L'ambition est similaire chez Paris&Co. L'agence de développement économique et d'innovation de Paris, premier réseau français d'incubateurs, a pour mission « d'agir avec les entreprises pour transformer durablement la cité ». Un objectif qui passe par l'incubation de startups, leur mise en relation avec des grands groupes et l'expérimentation de solutions innovantes à Paris, autour de thématiques telles que l'immobilier de demain, la mobilité et la logistique, l'adaptation au changement climatique ou l'économie circulaire sous un angle industriel (réutilisation des matériaux de chantiers, etc.).

« Notre rôle est notamment d'accompagner une multitude d'allers-retours entre les petits et les grands », souligne Loïc Dosseur, directeur général adjoint de Paris&Co.

Paris & Co abrite notamment l'Urban Lab, son laboratoire d'expérimentation urbaine, qui permet à tout entrepreneur, de la startup au grand groupe, de transformer Paris et sa métropole en terrains de jeux, dans une logique d'innovation ouverte avec les habitants et les décideurs.

200 innovations testées depuis 2010

Des appels à projet sont émis à une échelle nationale, voire internationale, pour sélectionner les porteurs d'innovation.
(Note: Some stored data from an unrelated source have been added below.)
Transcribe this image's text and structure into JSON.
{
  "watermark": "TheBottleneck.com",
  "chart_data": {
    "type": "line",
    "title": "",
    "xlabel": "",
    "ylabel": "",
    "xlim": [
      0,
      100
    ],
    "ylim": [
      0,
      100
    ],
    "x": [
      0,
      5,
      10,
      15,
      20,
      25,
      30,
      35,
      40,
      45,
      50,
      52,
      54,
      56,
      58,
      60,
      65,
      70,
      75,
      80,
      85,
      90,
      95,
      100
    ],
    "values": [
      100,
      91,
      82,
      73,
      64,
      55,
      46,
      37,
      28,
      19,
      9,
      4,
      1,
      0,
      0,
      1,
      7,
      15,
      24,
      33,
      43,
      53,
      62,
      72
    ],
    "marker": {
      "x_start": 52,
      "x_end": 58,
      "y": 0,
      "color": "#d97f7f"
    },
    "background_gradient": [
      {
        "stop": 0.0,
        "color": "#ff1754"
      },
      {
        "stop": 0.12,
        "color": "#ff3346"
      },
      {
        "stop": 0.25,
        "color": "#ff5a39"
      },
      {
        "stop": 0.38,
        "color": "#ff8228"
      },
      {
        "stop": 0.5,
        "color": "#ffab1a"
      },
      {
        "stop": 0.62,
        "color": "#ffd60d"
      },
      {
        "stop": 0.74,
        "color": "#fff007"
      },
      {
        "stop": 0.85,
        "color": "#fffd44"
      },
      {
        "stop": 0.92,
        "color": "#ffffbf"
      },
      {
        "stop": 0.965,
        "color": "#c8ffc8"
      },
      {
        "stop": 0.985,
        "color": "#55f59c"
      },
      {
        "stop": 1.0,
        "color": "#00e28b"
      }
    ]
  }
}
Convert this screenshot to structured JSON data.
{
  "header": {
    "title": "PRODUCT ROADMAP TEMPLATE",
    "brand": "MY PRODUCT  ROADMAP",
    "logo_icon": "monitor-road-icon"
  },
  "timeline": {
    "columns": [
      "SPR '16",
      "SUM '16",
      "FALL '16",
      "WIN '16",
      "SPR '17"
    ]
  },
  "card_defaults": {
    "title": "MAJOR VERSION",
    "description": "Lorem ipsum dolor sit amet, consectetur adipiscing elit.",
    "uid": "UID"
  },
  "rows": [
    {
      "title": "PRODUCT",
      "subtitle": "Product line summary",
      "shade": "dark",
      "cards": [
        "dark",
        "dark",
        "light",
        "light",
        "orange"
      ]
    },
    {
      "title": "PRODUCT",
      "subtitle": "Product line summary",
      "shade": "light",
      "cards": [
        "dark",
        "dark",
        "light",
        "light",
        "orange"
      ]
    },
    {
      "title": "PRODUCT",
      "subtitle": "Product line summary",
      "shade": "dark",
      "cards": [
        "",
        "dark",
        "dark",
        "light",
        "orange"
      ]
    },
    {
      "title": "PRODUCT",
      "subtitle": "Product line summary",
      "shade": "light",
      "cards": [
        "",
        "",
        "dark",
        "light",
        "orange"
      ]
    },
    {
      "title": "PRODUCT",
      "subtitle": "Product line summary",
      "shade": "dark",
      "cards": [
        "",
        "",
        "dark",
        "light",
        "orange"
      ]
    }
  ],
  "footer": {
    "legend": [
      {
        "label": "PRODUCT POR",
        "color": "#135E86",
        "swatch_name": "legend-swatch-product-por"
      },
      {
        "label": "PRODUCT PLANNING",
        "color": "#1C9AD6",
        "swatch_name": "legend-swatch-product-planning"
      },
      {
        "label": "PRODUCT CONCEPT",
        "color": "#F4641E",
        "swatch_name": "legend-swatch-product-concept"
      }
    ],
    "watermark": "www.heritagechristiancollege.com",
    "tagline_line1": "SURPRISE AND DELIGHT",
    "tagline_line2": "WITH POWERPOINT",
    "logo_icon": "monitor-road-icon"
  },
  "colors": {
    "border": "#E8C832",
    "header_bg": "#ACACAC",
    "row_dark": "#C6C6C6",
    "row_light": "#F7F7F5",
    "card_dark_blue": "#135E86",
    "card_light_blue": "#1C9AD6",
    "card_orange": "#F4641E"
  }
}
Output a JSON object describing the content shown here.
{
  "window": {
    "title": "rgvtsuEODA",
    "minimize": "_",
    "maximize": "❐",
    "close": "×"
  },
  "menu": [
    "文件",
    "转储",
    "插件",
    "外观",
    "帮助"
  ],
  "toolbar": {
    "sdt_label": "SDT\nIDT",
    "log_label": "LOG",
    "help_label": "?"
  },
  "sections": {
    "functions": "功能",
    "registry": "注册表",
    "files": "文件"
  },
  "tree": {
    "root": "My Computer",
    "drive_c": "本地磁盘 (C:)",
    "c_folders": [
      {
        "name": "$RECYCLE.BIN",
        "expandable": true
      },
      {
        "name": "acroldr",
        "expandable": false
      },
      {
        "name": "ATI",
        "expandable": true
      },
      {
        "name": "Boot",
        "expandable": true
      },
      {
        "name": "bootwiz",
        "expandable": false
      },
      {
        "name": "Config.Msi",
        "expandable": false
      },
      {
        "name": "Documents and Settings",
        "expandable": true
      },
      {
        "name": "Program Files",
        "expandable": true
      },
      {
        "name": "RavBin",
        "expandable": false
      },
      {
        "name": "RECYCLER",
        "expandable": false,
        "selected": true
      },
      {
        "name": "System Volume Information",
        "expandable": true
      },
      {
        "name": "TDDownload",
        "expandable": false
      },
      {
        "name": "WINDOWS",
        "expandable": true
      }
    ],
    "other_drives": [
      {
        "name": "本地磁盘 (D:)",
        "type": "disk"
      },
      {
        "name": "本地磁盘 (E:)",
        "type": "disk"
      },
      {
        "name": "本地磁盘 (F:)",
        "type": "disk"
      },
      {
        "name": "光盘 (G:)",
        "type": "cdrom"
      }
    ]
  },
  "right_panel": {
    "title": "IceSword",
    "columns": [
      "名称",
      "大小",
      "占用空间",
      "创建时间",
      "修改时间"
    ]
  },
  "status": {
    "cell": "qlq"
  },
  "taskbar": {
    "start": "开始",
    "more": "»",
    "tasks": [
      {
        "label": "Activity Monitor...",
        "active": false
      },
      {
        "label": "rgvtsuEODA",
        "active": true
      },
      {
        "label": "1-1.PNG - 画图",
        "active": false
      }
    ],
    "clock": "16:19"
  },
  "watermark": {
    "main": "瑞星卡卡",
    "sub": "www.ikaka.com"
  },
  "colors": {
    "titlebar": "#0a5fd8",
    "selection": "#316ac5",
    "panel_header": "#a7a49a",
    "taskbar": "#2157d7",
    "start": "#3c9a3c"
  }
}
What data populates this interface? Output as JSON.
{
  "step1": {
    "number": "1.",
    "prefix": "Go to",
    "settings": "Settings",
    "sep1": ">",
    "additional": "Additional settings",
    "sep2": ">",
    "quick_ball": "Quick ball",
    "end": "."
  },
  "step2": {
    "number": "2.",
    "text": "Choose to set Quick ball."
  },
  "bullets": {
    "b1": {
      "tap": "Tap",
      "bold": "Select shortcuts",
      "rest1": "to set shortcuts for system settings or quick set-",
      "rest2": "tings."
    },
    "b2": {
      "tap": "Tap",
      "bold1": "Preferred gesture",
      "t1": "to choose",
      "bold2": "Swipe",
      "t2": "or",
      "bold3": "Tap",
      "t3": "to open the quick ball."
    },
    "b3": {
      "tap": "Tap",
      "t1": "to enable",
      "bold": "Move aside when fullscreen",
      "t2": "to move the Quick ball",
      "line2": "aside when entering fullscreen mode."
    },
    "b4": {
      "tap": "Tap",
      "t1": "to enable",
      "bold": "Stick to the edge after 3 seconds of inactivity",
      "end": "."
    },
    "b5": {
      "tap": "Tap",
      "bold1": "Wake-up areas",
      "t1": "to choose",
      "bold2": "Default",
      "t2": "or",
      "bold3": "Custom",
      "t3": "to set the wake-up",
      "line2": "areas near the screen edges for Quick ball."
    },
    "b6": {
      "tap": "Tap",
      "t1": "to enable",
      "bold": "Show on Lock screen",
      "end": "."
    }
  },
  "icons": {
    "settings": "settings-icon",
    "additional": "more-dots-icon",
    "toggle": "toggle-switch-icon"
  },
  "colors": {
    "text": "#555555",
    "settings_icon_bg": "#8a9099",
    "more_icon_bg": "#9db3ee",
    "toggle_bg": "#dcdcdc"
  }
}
Les parcours accompagnés, qui leur permettent de sortir du cadre scientifique pour tester leurs projets en milieu ouvert, sur des terrains privés ou publics mis à leur disposition avec l'aide d'Urban Lab, sont très opérationnels. Quelque 200 innovations ont ainsi été testées depuis 2010, autour du sport, du tourisme, de l'édition, de la santé et de l'alimentation. Elles durent en moyenne six mois, « ce qui permet de dépasser l'effet "waouh" et de récolter suffisamment de données et de retours d'expériences notamment quant à l'appropriation d'un dispositif par ses usagers », précise Albane Godard, qui dirige l'Urban Lab. Cela permet de décider soit de refaire un prototype, soit de commercialiser ou d'industrialiser la solution. « La thématique de la smart city suscite le débat parmi l'ensemble des acteurs », témoigne-t-elle. « Nous ne nous cantonnons pas au tout numérique, qui n'est pas une fin en soi », ajoute Loïc Dosseur.

Parmi les expérimentations en cours, les Alchimistes, qui testent sur le site des Grands Voisins (Paris XIVe) une méthode de valorisation des biodéchets limitant les odeurs et autres nuisances grâce à une accélération du processus. Ou encore BIL (base intelligente de logistique), un petit porteur électrique inventé par une PME, abrité à l'intérieur d'un 19-tonnes pour effectuer le dernier kilomètre en centre-ville.

Les relations entre startups ou PME et grands groupes évoluent au fil de ces initiatives. « Il y a encore quelques années, les grandes entreprises étaient très condescendantes », se rappelle Albane Godard. Aujourd'hui, ayant compris que l'inspiration, les méthodes, l'agilité et, de plus en plus, un savoir-faire robuste, se trouvent chez les petits, elles sont plus ouvertes et mieux structurées pour l'open innovation. Grâce à des catalyseurs comme le Numa ou Paris&Co, la smart city est aujourd'hui un thème de prédilection de l'innovation ouverte.